In the later parts there are ropes. I mean, there were ropes….in 2002. ^^;
When I finally got to the summit, it took me about 20 minutes to find the faded ribbons that the HTMC had left in the 90′s.
They are still there but they are not really noticeable and one of them was falling off. I added three of my own ribbons to let hikers know that this is the end of the trail and it’s horribly dangerous beyond here. ^^;
After locating the 3 ribbons, I tried to find the way down on the opposite ridge to complete to Hau’ula Uka Loop. Sadly, I could not even find a sign that anyone had been through there at all. There’s no trail swath and no ribbons. So, I would have to head back the way I came. But, before that, I wanted to see how bad Hau’ula Loa was.
Hau’ula Loa is the extended portion of the trail continuing along Hau’ula Uka Ridge. It’s very sketchy as you see in this photo.
An over 1,000 ft drop straight to the bottom of Kaipapa’u Gulch. If you venture on this trail and continue onwards you will be risking life and limb. Pu’u Manamana has nothing on this hike. ^^;
Where the trail dips down, you get a pretty good view of upper Kaipapa’u Gulch though. I didn’t see any waterfalls but maybe I would if I had continued further?
The overgrown peaks of Hau’ula Loa loomed in the distance. Maybe another time.

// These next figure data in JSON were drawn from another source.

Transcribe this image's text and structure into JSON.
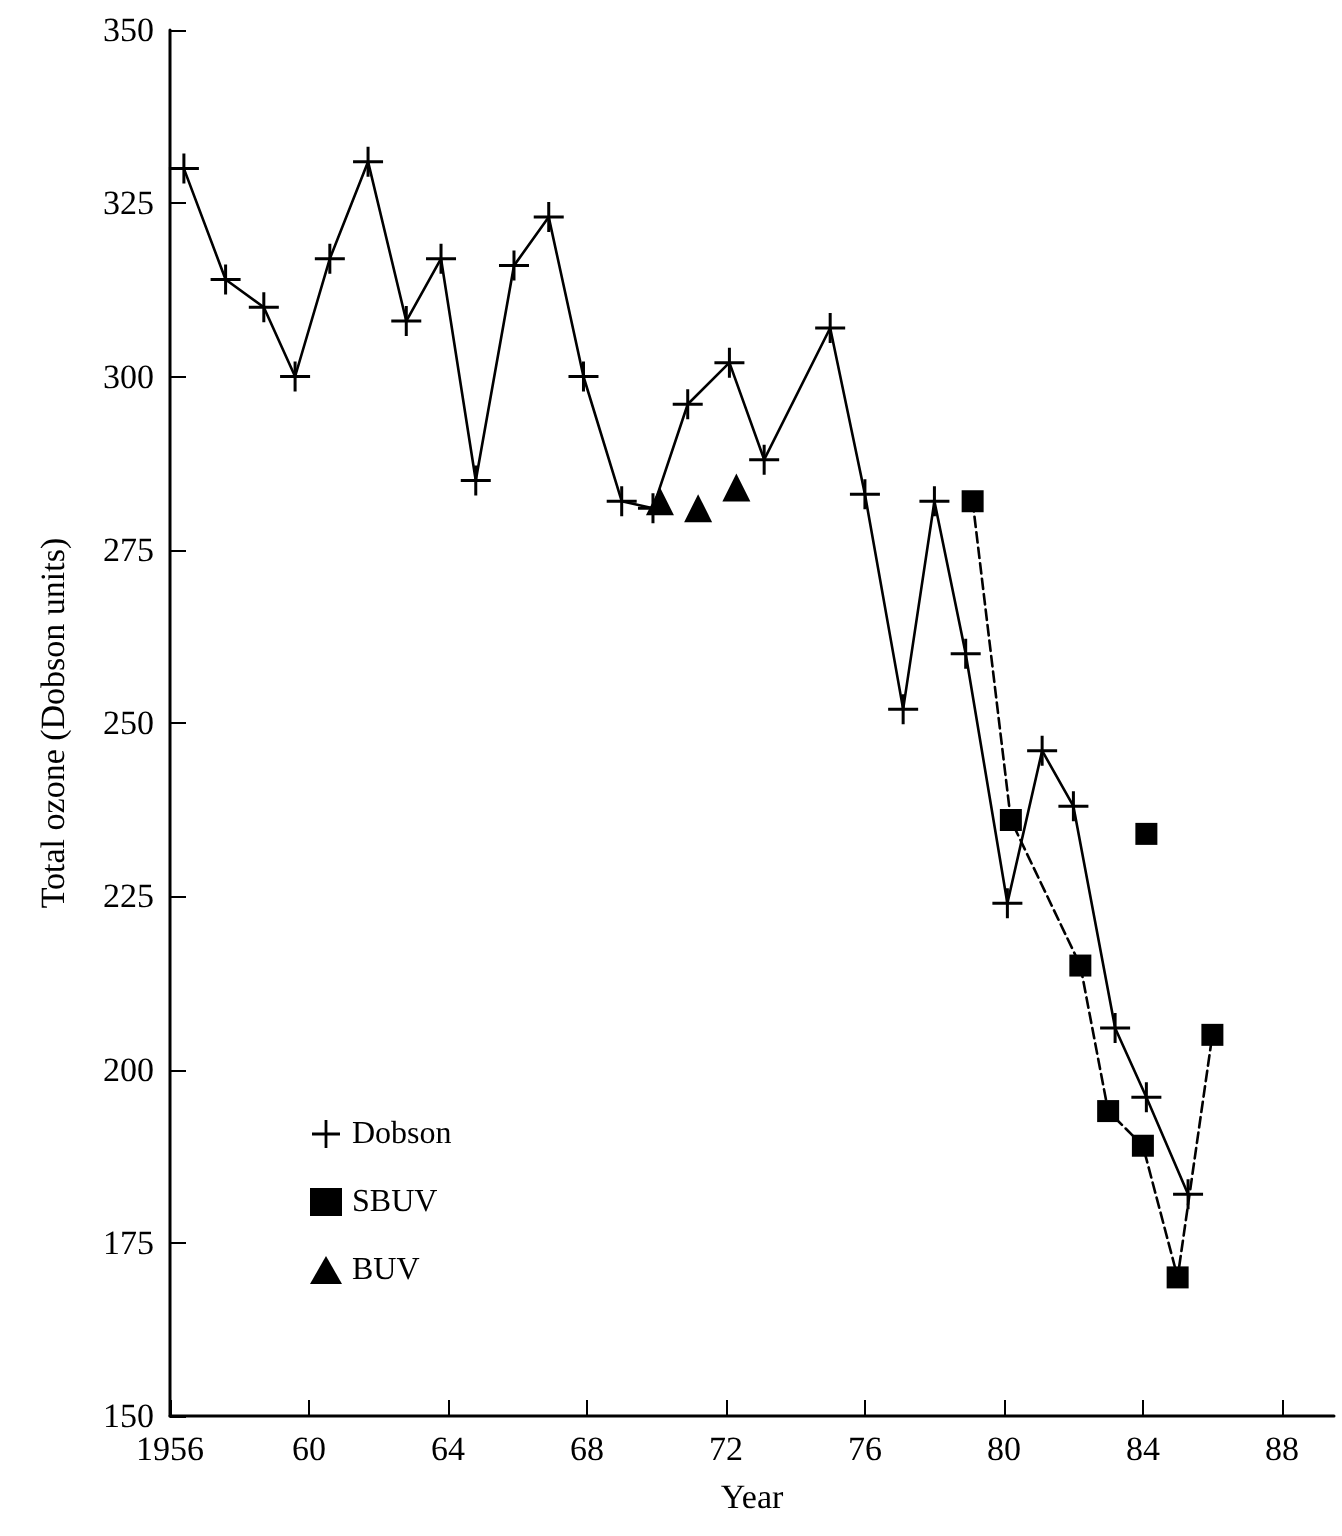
{
  "chart_data": {
    "type": "line",
    "xlabel": "Year",
    "ylabel": "Total ozone (Dobson units)",
    "xlim": [
      1956,
      1989.5
    ],
    "xticks": [
      1956,
      {
        "value": 1960,
        "label": "60"
      },
      {
        "value": 1964,
        "label": "64"
      },
      {
        "value": 1968,
        "label": "68"
      },
      {
        "value": 1972,
        "label": "72"
      },
      {
        "value": 1976,
        "label": "76"
      },
      {
        "value": 1980,
        "label": "80"
      },
      {
        "value": 1984,
        "label": "84"
      },
      {
        "value": 1988,
        "label": "88"
      }
    ],
    "ylim": [
      150,
      350
    ],
    "yticks": [
      150,
      175,
      200,
      225,
      250,
      275,
      300,
      325,
      350
    ],
    "grid": false,
    "legend": "bottom left",
    "series": [
      {
        "name": "Dobson",
        "color": "#000000",
        "marker": "cross",
        "line_style": "solid",
        "x": [
          1956.4,
          1957.6,
          1958.7,
          1959.6,
          1960.6,
          1961.7,
          1962.8,
          1963.8,
          1964.8,
          1965.9,
          1966.9,
          1967.9,
          1969.0,
          1969.9,
          1970.9,
          1972.1,
          1973.1,
          1975.0,
          1976.0,
          1977.1,
          1978.0,
          1978.9,
          1980.1,
          1981.1,
          1982.0,
          1983.2,
          1984.1,
          1985.3
        ],
        "values": [
          330,
          314,
          310,
          300,
          317,
          331,
          308,
          317,
          285,
          316,
          323,
          300,
          282,
          281,
          296,
          302,
          288,
          307,
          283,
          252,
          282,
          260,
          224,
          246,
          238,
          206,
          196,
          182
        ]
      },
      {
        "name": "SBUV",
        "color": "#000000",
        "marker": "square",
        "line_style": "dashed",
        "x": [
          1979.1,
          1980.2,
          1982.2,
          1983.0,
          1984.0,
          1985.0,
          1986.0
        ],
        "values": [
          282,
          236,
          215,
          194,
          189,
          170,
          205
        ]
      },
      {
        "name": "BUV",
        "type": "scatter",
        "color": "#000000",
        "marker": "triangle",
        "x": [
          1970.1,
          1971.2,
          1972.3
        ],
        "values": [
          282,
          281,
          284
        ]
      },
      {
        "type": "scatter",
        "color": "#000000",
        "marker": "square",
        "x": [
          1984.1
        ],
        "values": [
          234
        ]
      }
    ]
  }
}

On the way back down, I had to make sure not to slip off the mountain. Several section of the trail look like they are there….but they are not. If you put any weight on some sections of the trail, it will send you tumbling down into Kaipapa’u Gulch. On the way back, one section had me worried as I was hanging on to uluhe and not much else.
That said, if this trail was maintained and cleared, it would actually be a very nice little hike. A 6 mile loop in the foothills of Hau’ula with spectacular views of Kaiapapa’u Gulch. What more could you ask for?
Hopefully, someday, the HTMC will pick Hau’ula Uka back up on their hiking schedule but until then, this ridge is for the experienced and beyond Uka is for the extreme hikers. If you go, I wish you the best, but be careful out there, practice your dog bark, and, if you head to Castle, wear bright colors and be sure to have your last will and testament and advanced medical directives in place.